Swallows & Amazons Forever! Ans death to Captain FLint!

My two favourites are Swallowdale & Winter Holiday.

Always wanted to be Nancy.

magimedi · 19/02/2019 14:57

And

FiveGoMadInDorset · 19/02/2019 15:19

I love Swallows and Amazon's, we used to play it on the lake at home with cousins

StitchesInTime · 19/02/2019 16:46

I’ve never read Swallows and Amazons. Although I noticed a copy in our local library the last time I was in with smallest Stitches.

I did have a complete set of the Narnia books. I read and re-read those until my copies were falling apart.

Getting an important plot detail wrong about it in Bookworm does sound annoying. You’d think it wouldn’t be too hard to skim through a copy of The Lion The Witch and The Wardrobe to double check the details if she was unsure about it.

BrizzleMint · 19/02/2019 16:53

The Up Sticks books are by a different author though, I think.

I hope so because the real Tim Moore is good. The writing style is very different so I expect it is a different one.

Not everybody can appreciate the greatness that is S&A Grin

FortunaMajor · 19/02/2019 18:10

For me the big omission from Bookworm was Heidi. I bloody loved Heidi and I I blame it for the several years I spent living in the Alps.

mynameisMrG I didn't get the Gatsby hype either. I was really disappointed by it.
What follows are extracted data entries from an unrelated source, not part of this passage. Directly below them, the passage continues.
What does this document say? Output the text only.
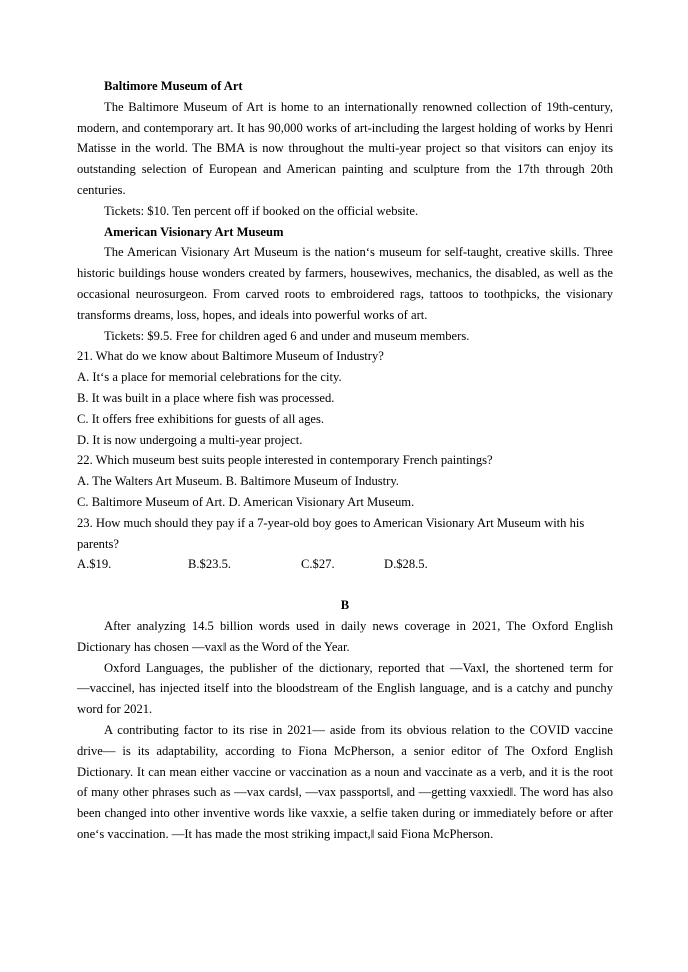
Baltimore Museum of Art

The Baltimore Museum of Art is home to an internationally renowned collection of 19th-century, modern, and contemporary art. It has 90,000 works of art-including the largest holding of works by Henri Matisse in the world. The BMA is now throughout the multi-year project so that visitors can enjoy its outstanding selection of European and American painting and sculpture from the 17th through 20th centuries.

Tickets: $10. Ten percent off if booked on the official website.

American Visionary Art Museum

The American Visionary Art Museum is the nation‘s museum for self-taught, creative skills. Three historic buildings house wonders created by farmers, housewives, mechanics, the disabled, as well as the occasional neurosurgeon. From carved roots to embroidered rags, tattoos to toothpicks, the visionary transforms dreams, loss, hopes, and ideals into powerful works of art.

Tickets: $9.5. Free for children aged 6 and under and museum members.

21. What do we know about Baltimore Museum of Industry?

A. It‘s a place for memorial celebrations for the city.

B. It was built in a place where fish was processed.

C. It offers free exhibitions for guests of all ages.

D. It is now undergoing a multi-year project.

22. Which museum best suits people interested in contemporary French paintings?

A. The Walters Art Museum. B. Baltimore Museum of Industry.

C. Baltimore Museum of Art. D. American Visionary Art Museum.

23. How much should they pay if a 7-year-old boy goes to American Visionary Art Museum with his parents?

A.$19.	B.$23.5.	C.$27.	D.$28.5.

B

After analyzing 14.5 billion words used in daily news coverage in 2021, The Oxford English Dictionary has chosen ―vax‖ as the Word of the Year.

Oxford Languages, the publisher of the dictionary, reported that ―Vax‖, the shortened term for ―vaccine‖, has injected itself into the bloodstream of the English language, and is a catchy and punchy word for 2021.

A contributing factor to its rise in 2021― aside from its obvious relation to the COVID vaccine drive― is its adaptability, according to Fiona McPherson, a senior editor of The Oxford English Dictionary. It can mean either vaccine or vaccination as a noun and vaccinate as a verb, and it is the root of many other phrases such as ―vax cards‖, ―vax passports‖, and ―getting vaxxied‖. The word has also been changed into other inventive words like vaxxie, a selfie taken during or immediately before or after one‘s vaccination. ―It has made the most striking impact,‖ said Fiona McPherson.
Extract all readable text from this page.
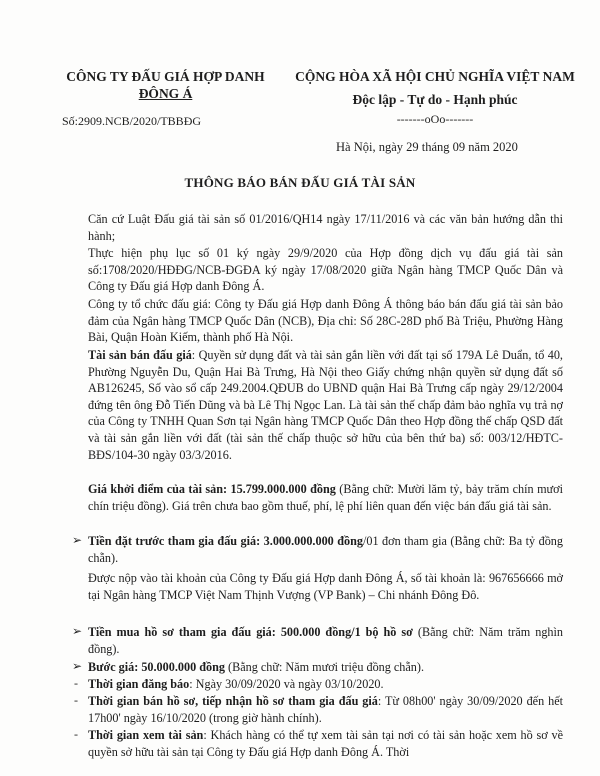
CÔNG TY ĐẤU GIÁ HỢP DANH
ĐÔNG Á
Số:2909.NCB/2020/TBBĐG
CỘNG HÒA XÃ HỘI CHỦ NGHĨA VIỆT NAM
Độc lập - Tự do - Hạnh phúc
-------oOo-------
Hà Nội, ngày 29 tháng 09 năm 2020
THÔNG BÁO BÁN ĐẤU GIÁ TÀI SẢN
Căn cứ Luật Đấu giá tài sản số 01/2016/QH14 ngày 17/11/2016 và các văn bản hướng dẫn thi hành;
Thực hiện phụ lục số 01 ký ngày 29/9/2020 của Hợp đồng dịch vụ đấu giá tài sản số:1708/2020/HĐĐG/NCB-ĐGĐA ký ngày 17/08/2020 giữa Ngân hàng TMCP Quốc Dân và Công ty Đấu giá Hợp danh Đông Á.
Công ty tổ chức đấu giá: Công ty Đấu giá Hợp danh Đông Á thông báo bán đấu giá tài sản bảo đảm của Ngân hàng TMCP Quốc Dân (NCB), Địa chỉ: Số 28C-28D phố Bà Triệu, Phường Hàng Bài, Quận Hoàn Kiếm, thành phố Hà Nội.
Tài sản bán đấu giá: Quyền sử dụng đất và tài sản gắn liền với đất tại số 179A Lê Duẩn, tổ 40, Phường Nguyễn Du, Quận Hai Bà Trưng, Hà Nội theo Giấy chứng nhận quyền sử dụng đất số AB126245, Số vào sổ cấp 249.2004.QĐUB do UBND quận Hai Bà Trưng cấp ngày 29/12/2004 đứng tên ông Đỗ Tiến Dũng và bà Lê Thị Ngọc Lan. Là tài sản thế chấp đảm bảo nghĩa vụ trả nợ của Công ty TNHH Quan Sơn tại Ngân hàng TMCP Quốc Dân theo Hợp đồng thế chấp QSD đất và tài sản gắn liền với đất (tài sản thế chấp thuộc sở hữu của bên thứ ba) số: 003/12/HĐTC-BĐS/104-30 ngày 03/3/2016.
Giá khởi điểm của tài sản: 15.799.000.000 đồng (Bằng chữ: Mười lăm tỷ, bảy trăm chín mươi chín triệu đồng). Giá trên chưa bao gồm thuế, phí, lệ phí liên quan đến việc bán đấu giá tài sản.
➢ Tiền đặt trước tham gia đấu giá: 3.000.000.000 đồng/01 đơn tham gia (Bằng chữ: Ba tỷ đồng chẵn).
Được nộp vào tài khoản của Công ty Đấu giá Hợp danh Đông Á, số tài khoản là: 967656666 mở tại Ngân hàng TMCP Việt Nam Thịnh Vượng (VP Bank) – Chi nhánh Đông Đô.
➢ Tiền mua hồ sơ tham gia đấu giá: 500.000 đồng/1 bộ hồ sơ (Bằng chữ: Năm trăm nghìn đồng).
➢ Bước giá: 50.000.000 đồng (Bằng chữ: Năm mươi triệu đồng chẵn).
- Thời gian đăng báo: Ngày 30/09/2020 và ngày 03/10/2020.
- Thời gian bán hồ sơ, tiếp nhận hồ sơ tham gia đấu giá: Từ 08h00' ngày 30/09/2020 đến hết 17h00' ngày 16/10/2020 (trong giờ hành chính).
- Thời gian xem tài sản: Khách hàng có thể tự xem tài sản tại nơi có tài sản hoặc xem hồ sơ về quyền sở hữu tài sản tại Công ty Đấu giá Hợp danh Đông Á. Thời
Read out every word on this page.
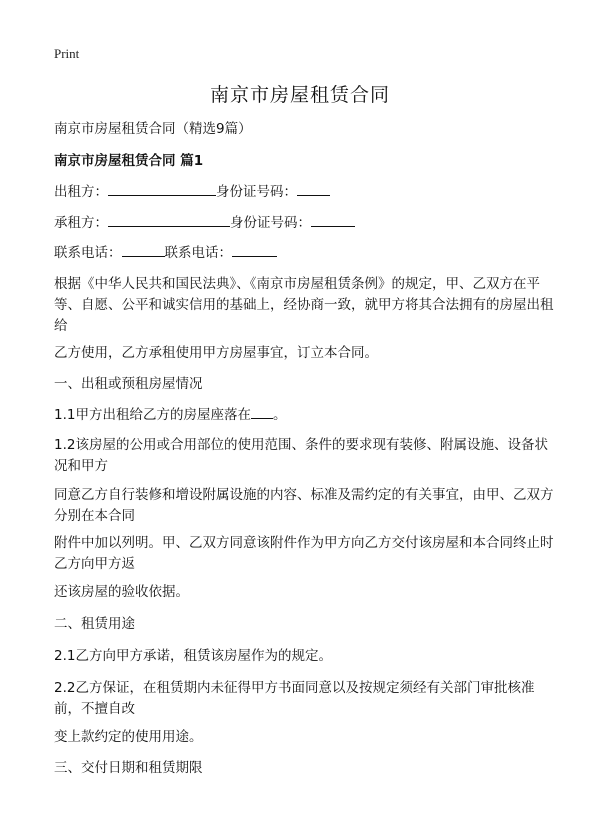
Print
南京市房屋租赁合同

南京市房屋租赁合同（精选9篇）

南京市房屋租赁合同 篇1

出租方：	身份证号码：

承租方：	身份证号码：

联系电话：	联系电话：

根据《中华人民共和国民法典》、《南京市房屋租赁条例》的规定，甲、乙双方在平等、自愿、公平和诚实信用的基础上，经协商一致，就甲方将其合法拥有的房屋出租给

乙方使用，乙方承租使用甲方房屋事宜，订立本合同。

一、出租或预租房屋情况

1.1甲方出租给乙方的房屋座落在 。

1.2该房屋的公用或合用部位的使用范围、条件的要求现有装修、附属设施、设备状况和甲方

同意乙方自行装修和增设附属设施的内容、标准及需约定的有关事宜，由甲、乙双方分别在本合同

附件中加以列明。甲、乙双方同意该附件作为甲方向乙方交付该房屋和本合同终止时乙方向甲方返

还该房屋的验收依据。

二、租赁用途

2.1乙方向甲方承诺，租赁该房屋作为的规定。

2.2乙方保证，在租赁期内未征得甲方书面同意以及按规定须经有关部门审批核准前，不擅自改

变上款约定的使用用途。

三、交付日期和租赁期限
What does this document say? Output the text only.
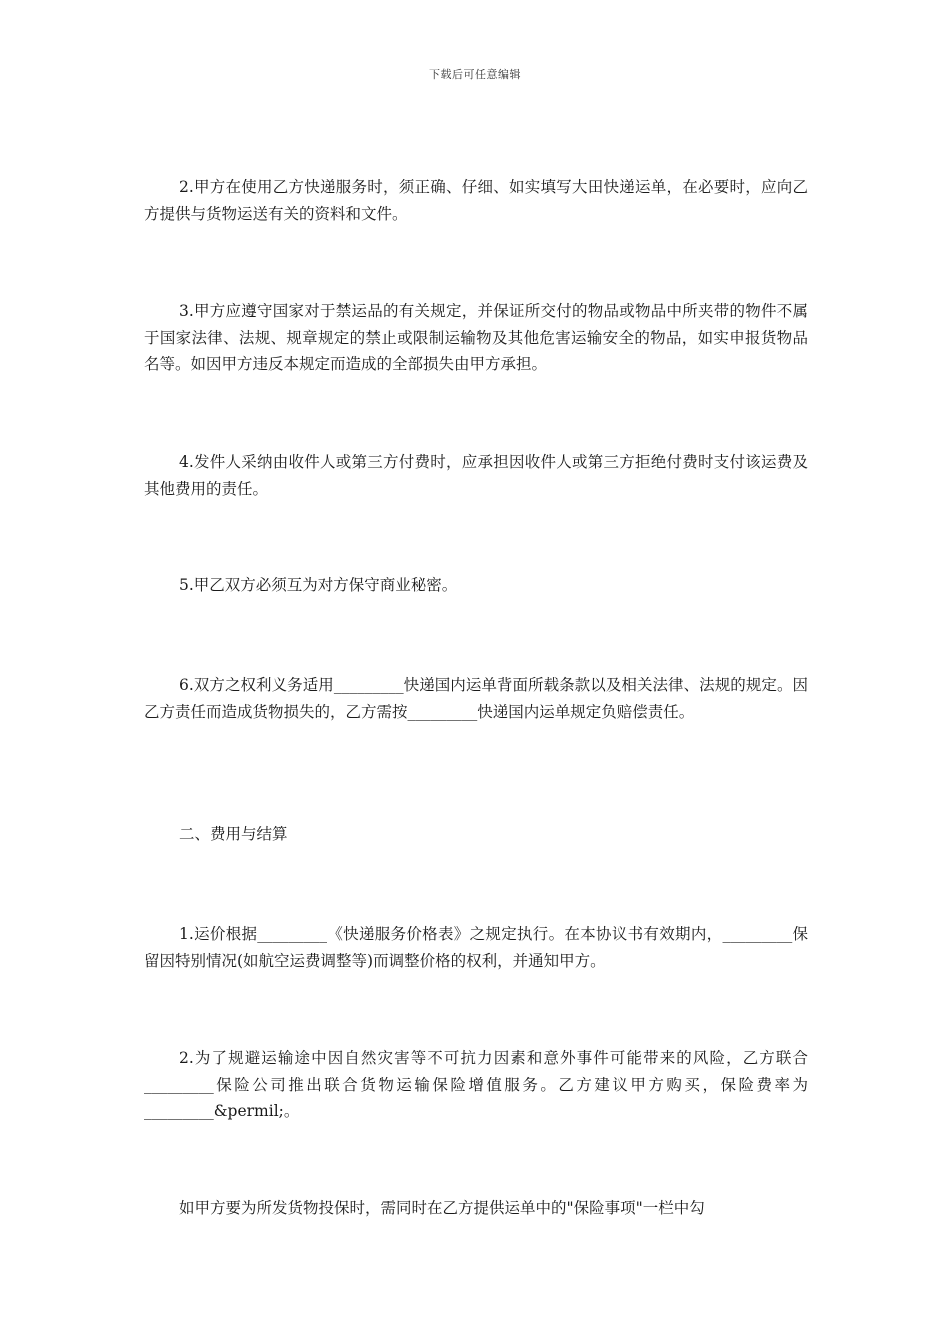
下载后可任意编辑

2.甲方在使用乙方快递服务时，须正确、仔细、如实填写大田快递运单，在必要时，应向乙方提供与货物运送有关的资料和文件。

3.甲方应遵守国家对于禁运品的有关规定，并保证所交付的物品或物品中所夹带的物件不属于国家法律、法规、规章规定的禁止或限制运输物及其他危害运输安全的物品，如实申报货物品名等。如因甲方违反本规定而造成的全部损失由甲方承担。

4.发件人采纳由收件人或第三方付费时，应承担因收件人或第三方拒绝付费时支付该运费及其他费用的责任。

5.甲乙双方必须互为对方保守商业秘密。

6.双方之权利义务适用_________快递国内运单背面所载条款以及相关法律、法规的规定。因乙方责任而造成货物损失的，乙方需按_________快递国内运单规定负赔偿责任。

二、费用与结算

1.运价根据_________《快递服务价格表》之规定执行。在本协议书有效期内，_________保留因特别情况(如航空运费调整等)而调整价格的权利，并通知甲方。

2.为了规避运输途中因自然灾害等不可抗力因素和意外事件可能带来的风险，乙方联合_________保险公司推出联合货物运输保险增值服务。乙方建议甲方购买，保险费率为_________&permil;。

如甲方要为所发货物投保时，需同时在乙方提供运单中的"保险事项"一栏中勾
exexpat · 19/02/2019 18:23

Am I the only one on here who hated could never get into both Swallows and Amazons and The Lion, the Witch and the Wardrobe? The first 'real' books I read by myself and was totally gripped by were The Hobbit and Watership Down.

I think I read quite a few of the Enid Blyton Secret Seven, school stories etc but the series of books I remember loving most were Olga da Polga, all the Gerald Durrell ones and lots of very un-PC Willard Price adventures involving animals and exotic places. Animals were a definite theme, come to think of it.

Later on I loved Bilgewater, I Capture the Castle, and Daddy Long Legs, while also devouring huge quantities of science fiction (which I hardly ever read now).

toomuchsplother · 19/02/2019 18:27

Oh Heidi. Read it literally until the the pages disintegrated!! And Olga . Also loved Arabella's Raven.

BrizzleMint · 19/02/2019 18:29

I loved Heidi too and the Katy did books.

Another favourite were the Jennings school books.

ChessieFL · 19/02/2019 19:09

Brizzle the Up Sticks books are by Tim Thomas, not Tim Moore.

I have read a few Tim Moore books and agree with others - I’ve quite enjoyed them but not as much as I thought I would. I do like his Monopoly one though.

BestIsWest · 19/02/2019 19:19

I loved Heidi and Katy too (and all the sequels even if much of them never made any sense). And spent many years wondering what a brigand was. In fact I still don’t really know. Off to google.